Qi Shanshan, Wang Gangsheng, Li Wanyu, Zhou Shuhao
State Key Laboratory of Water Resources Engineering and Management, Wuhan University, Wuhan, 430072, China.
Institute for Water-Carbon Cycles and Carbon Neutrality, School of Water Resources and Hydropower Engineering, Wuhan University, Wuhan, 430072, China.
ISME Commun. 2023 Nov 20;3(1):121. doi: 10.1038/s43705-023-00331-8.
Enzyme allocation (or synthesis) is a crucial microbial trait that mediates soil biogeochemical cycles and their responses to climate change. However, few microbial ecological models address this trait, particularly concerning multiple enzyme functional groups that regulate complex biogeochemical processes. Here, we aim to fill this gap by developing a COmpetitive Dynamic Enzyme ALlocation (CODEAL) scheme for six enzyme groups that act as indicators of inorganic nitrogen (N) transformations in the Microbial-ENzyme Decomposition (MEND) model. This allocation scheme employs time-variant allocation coefficients for each enzyme group, fostering mutual competition among the multiple groups. We show that the principle of enzyme cost minimization is achieved by using the substrate's saturation level as the factor for enzyme allocation, resulting in an enzyme-efficient pathway with minimal enzyme cost per unit metabolic flux. It suggests that the relative substrate availability affects the trade-off between enzyme production and metabolic flux. Our research has the potential to give insights into the nuanced dynamics of the N cycle and inspire the evolving landscape of enzyme-mediated biogeochemical processes in microbial ecological modeling, which is gaining increasing attention.

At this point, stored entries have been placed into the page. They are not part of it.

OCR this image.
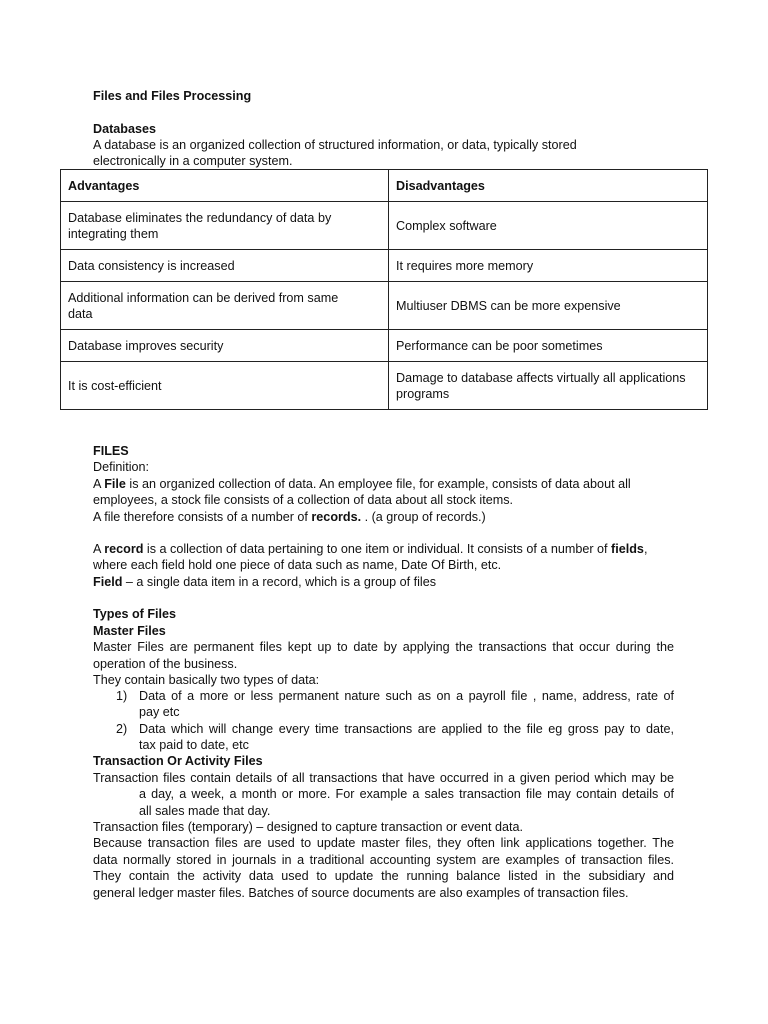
Files and Files Processing
Databases
A database is an organized collection of structured information, or data, typically stored
electronically in a computer system.
Advantages	Disadvantages
Database eliminates the redundancy of data by
integrating them	Complex software
Data consistency is increased	It requires more memory
Additional information can be derived from same
data	Multiuser DBMS can be more expensive
Database improves security	Performance can be poor sometimes
It is cost-efficient	Damage to database affects virtually all applications
programs
FILES
Definition:
A File is an organized collection of data. An employee file, for example, consists of data about all
employees, a stock file consists of a collection of data about all stock items.
A file therefore consists of a number of records. . (a group of records.)
A record is a collection of data pertaining to one item or individual. It consists of a number of fields,
where each field hold one piece of data such as name, Date Of Birth, etc.
Field – a single data item in a record, which is a group of files
Types of Files
Master Files
Master Files are permanent files kept up to date by applying the transactions that occur during the
operation of the business.
They contain basically two types of data:
1) Data of a more or less permanent nature such as on a payroll file , name, address, rate of
pay etc
2) Data which will change every time transactions are applied to the file eg gross pay to date,
tax paid to date, etc
Transaction Or Activity Files
Transaction files contain details of all transactions that have occurred in a given period which may be
a day, a week, a month or more. For example a sales transaction file may contain details of
all sales made that day.
Transaction files (temporary) – designed to capture transaction or event data.
Because transaction files are used to update master files, they often link applications together. The
data normally stored in journals in a traditional accounting system are examples of transaction files.
They contain the activity data used to update the running balance listed in the subsidiary and
general ledger master files. Batches of source documents are also examples of transaction files.
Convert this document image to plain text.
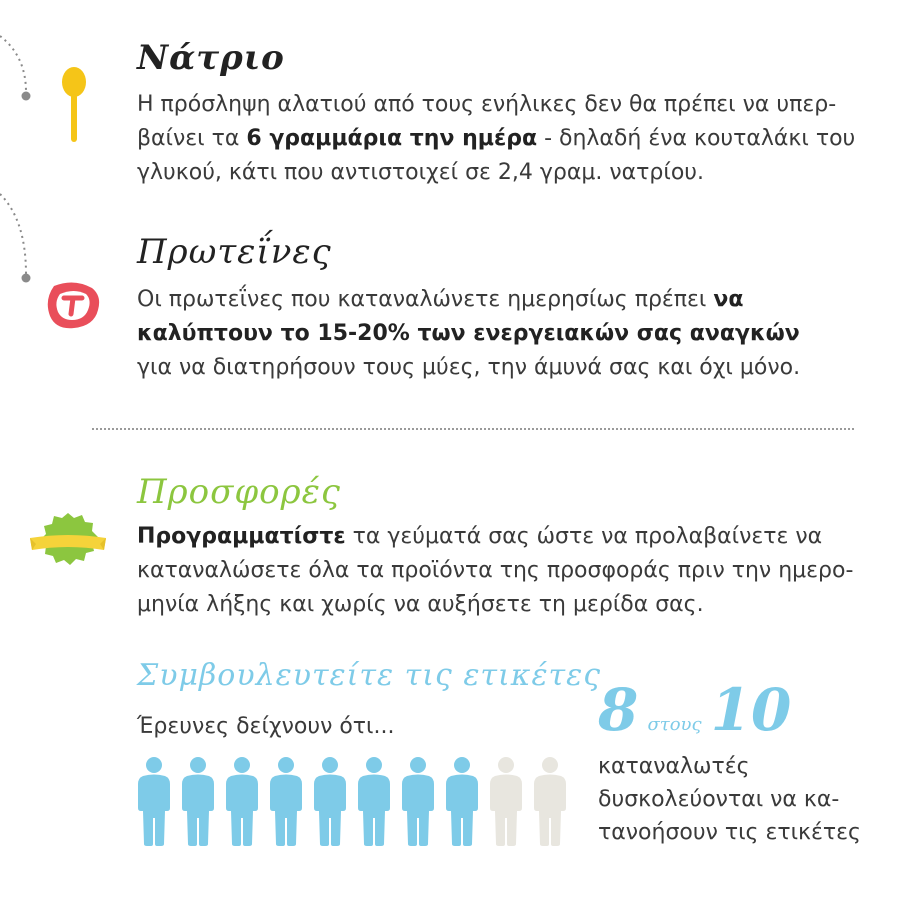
Νάτριο
Η πρόσληψη αλατιού από τους ενήλικες δεν θα πρέπει να υπερ-
βαίνει τα 6 γραμμάρια την ημέρα - δηλαδή ένα κουταλάκι του
γλυκού, κάτι που αντιστοιχεί σε 2,4 γραμ. νατρίου.
Πρωτεΐνες
Οι πρωτεΐνες που καταναλώνετε ημερησίως πρέπει να
καλύπτουν το 15-20% των ενεργειακών σας αναγκών
για να διατηρήσουν τους μύες, την άμυνά σας και όχι μόνο.
Προσφορές
Προγραμματίστε τα γεύματά σας ώστε να προλαβαίνετε να
καταναλώσετε όλα τα προϊόντα της προσφοράς πριν την ημερο-
μηνία λήξης και χωρίς να αυξήσετε τη μερίδα σας.
Συμβουλευτείτε τις ετικέτες
Έρευνες δείχνουν ότι...	8 στους 10
καταναλωτές
δυσκολεύονται να κα-
τανοήσουν τις ετικέτες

酶分配(或合成)是一种关键的微生物特性,它介导土壤生物地球化学循环及其对气候变化的响应。然而,很少有微生物生态模型涉及这一特性,特别是关于调节复杂生物地球化学过程的多种酶功能组。在此,我们旨在通过为六个酶组开发一种竞争性动态酶分配(CODEAL)方案来填补这一空白,这六个酶组在微生物酶分解(MEND)模型中作为无机氮(N)转化的指标。该分配方案为每个酶组采用随时间变化的分配系数,促进多个组之间的相互竞争。我们表明,通过使用底物的饱和水平作为酶分配的因素,实现了酶成本最小化原则,从而形成了一种酶效率高的途径,每单位代谢通量的酶成本最低。这表明相对底物可用性影响酶产生和代谢通量之间的权衡。我们的研究有可能深入了解氮循环的细微动态,并激发微生物生态建模中酶介导的生物地球化学过程不断演变的格局,这一领域正受到越来越多的关注。